Speech recognition, a subfield of natural language understanding, aims to convert an acoustic signal to the words that it represents (either to be transcribed or used as an input for further processing).

Some important areas in speech recognition are:

Acoustic Modeling, or estimating probabilities of sounds that make up words.
Language Modeling, or estimating probabilities of sequences of words.
Signal Processing, or interpreting and manipulating acoustic signals.

[edit] Basic Process

The aim of speech recognition can be stated as follows: given an acoustic signal (a sequence of acoustic samples of human speech), find a sequence of words that maximizes the probability that the words "match" the signal. The process can be broken down into two main parts: acoustic processing, and linguistic decoding.

Acoustic processing. (Most of this front-end design is developed in signal processing.)
- The speech sound must be picked up by some kind of device (a microphone), which converts the sound into an electrical signal.
- The resulting signal must be sampled, or converted from a continuous signal into a discrete one which can be processed acoustically.
- The system must have a manner of processing the resulting sampled signals.
  - The resulting signals are represented vectors with acoustic properties as parameters (such as intensities at specific frequencies).
  - Spectral information from the signal can be obtained by performing Fourier transforms and using filter banks.
Linguistic decoding.
- The measurements found from acoustic processing are used in order to search for the most likely candidate. The constrictions of the language model and acoustic model of the recognizer guide the search. This search through the hypothesis space is done algorithms based around that of Viterbi.
- The output, or most likely candidate words, is transcribed or used as an input for some kind of other processing.

[edit] Problems in speech recognition

Speech recognition is a difficult problem for various reasons.

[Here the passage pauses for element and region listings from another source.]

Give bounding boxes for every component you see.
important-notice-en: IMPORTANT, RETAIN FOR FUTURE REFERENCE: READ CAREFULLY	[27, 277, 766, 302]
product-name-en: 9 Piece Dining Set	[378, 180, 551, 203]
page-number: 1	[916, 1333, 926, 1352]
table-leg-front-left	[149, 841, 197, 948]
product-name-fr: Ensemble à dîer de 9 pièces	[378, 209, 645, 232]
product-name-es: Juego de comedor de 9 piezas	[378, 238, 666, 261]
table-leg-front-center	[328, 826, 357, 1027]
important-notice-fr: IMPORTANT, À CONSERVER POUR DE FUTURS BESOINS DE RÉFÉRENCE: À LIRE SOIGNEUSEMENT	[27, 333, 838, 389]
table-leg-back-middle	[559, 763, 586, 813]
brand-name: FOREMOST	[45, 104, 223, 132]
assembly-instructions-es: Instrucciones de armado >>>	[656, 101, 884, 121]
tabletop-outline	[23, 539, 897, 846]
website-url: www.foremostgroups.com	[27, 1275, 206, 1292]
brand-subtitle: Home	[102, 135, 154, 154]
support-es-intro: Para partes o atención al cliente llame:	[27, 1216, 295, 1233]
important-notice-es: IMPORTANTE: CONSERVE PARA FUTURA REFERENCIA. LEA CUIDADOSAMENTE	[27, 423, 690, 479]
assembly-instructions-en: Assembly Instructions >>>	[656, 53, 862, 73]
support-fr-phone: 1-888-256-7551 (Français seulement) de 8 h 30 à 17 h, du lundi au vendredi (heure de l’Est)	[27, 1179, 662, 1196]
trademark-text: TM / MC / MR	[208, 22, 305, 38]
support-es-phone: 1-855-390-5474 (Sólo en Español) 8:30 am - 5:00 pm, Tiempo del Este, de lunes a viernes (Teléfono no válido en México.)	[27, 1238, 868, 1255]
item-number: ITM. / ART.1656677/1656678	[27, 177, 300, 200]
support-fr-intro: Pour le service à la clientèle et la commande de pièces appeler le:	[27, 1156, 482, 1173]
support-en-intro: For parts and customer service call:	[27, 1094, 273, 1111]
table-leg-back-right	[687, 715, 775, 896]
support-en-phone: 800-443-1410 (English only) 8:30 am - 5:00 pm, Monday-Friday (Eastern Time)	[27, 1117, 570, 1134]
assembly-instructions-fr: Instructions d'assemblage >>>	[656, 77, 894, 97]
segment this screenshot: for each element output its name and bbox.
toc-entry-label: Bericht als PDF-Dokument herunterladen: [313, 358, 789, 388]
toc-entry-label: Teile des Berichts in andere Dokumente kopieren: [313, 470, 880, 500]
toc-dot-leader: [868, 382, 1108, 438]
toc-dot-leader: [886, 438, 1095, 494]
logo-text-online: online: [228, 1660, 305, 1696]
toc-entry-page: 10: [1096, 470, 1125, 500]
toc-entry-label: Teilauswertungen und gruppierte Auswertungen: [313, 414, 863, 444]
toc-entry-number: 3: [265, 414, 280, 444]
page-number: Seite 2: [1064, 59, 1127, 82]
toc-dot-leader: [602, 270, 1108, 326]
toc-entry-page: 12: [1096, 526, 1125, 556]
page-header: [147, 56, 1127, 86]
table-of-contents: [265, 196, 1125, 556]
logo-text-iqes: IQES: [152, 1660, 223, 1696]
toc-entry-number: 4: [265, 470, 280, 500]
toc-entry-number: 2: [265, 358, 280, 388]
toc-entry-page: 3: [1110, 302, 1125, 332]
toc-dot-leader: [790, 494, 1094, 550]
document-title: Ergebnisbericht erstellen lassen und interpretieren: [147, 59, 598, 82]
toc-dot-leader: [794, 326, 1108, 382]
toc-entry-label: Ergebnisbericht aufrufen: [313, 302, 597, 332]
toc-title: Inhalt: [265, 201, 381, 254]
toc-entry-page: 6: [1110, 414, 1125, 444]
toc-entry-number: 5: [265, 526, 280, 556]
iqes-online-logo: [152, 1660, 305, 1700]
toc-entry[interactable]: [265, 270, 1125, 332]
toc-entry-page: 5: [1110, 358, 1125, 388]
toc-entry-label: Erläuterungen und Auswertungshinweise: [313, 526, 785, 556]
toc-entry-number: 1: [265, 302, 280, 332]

Variability of the input signal. Since speech recognition is attempting to process natural human language - a very complex, diverse, and irregular entity - input signals are not likely to be very consistent (even if they're meant to be representing the same thing).
- Intra-speaker variance and performance. An individual speaker may have different ways of pronouncing the same word in different contexts, may have different pronunciations of one word in free variation, or may just make errors.
- Speaker dependency. Recognizers must go through training process, which is usually done with data from only one speaker. This makes trained systems incompatible with multiple speakers.
- Accents. Accents are another form of variability of the input signal; discrepancies between accented speech and the dictionary or training data being used by the recognition system can cause bad performance.
- Co-articulation. In real-time speech, words are acoustically dependent on each other. Pronunciation of phones at the end of one word may influence the pronunciation of phones at the beginning of the next word. The same process can happen inside individual words. Hidden Markov Models have difficulty in modeling such a dependent process.
- Noise. Speech recognition systems must have a method from distinguishing speech signals from non-speech noise.
Lack of human judgment. Variance, errors, or accents may be easily decipherable by other speakers, but causes great difficulty for speech recognition systems.
Large vocabularies. Systems must be trained and dictionaries must be constructed for them; this is a tedious task for large vocabularies.
Similar sounding words, such as "sad" and "sat". Systems must be able to deal with vocabularies that contain words which differ by a few fine details.
Determining word boundaries. "Ice cream," or "I scream?" Unless speech is carefully articulated, this is a very difficult task.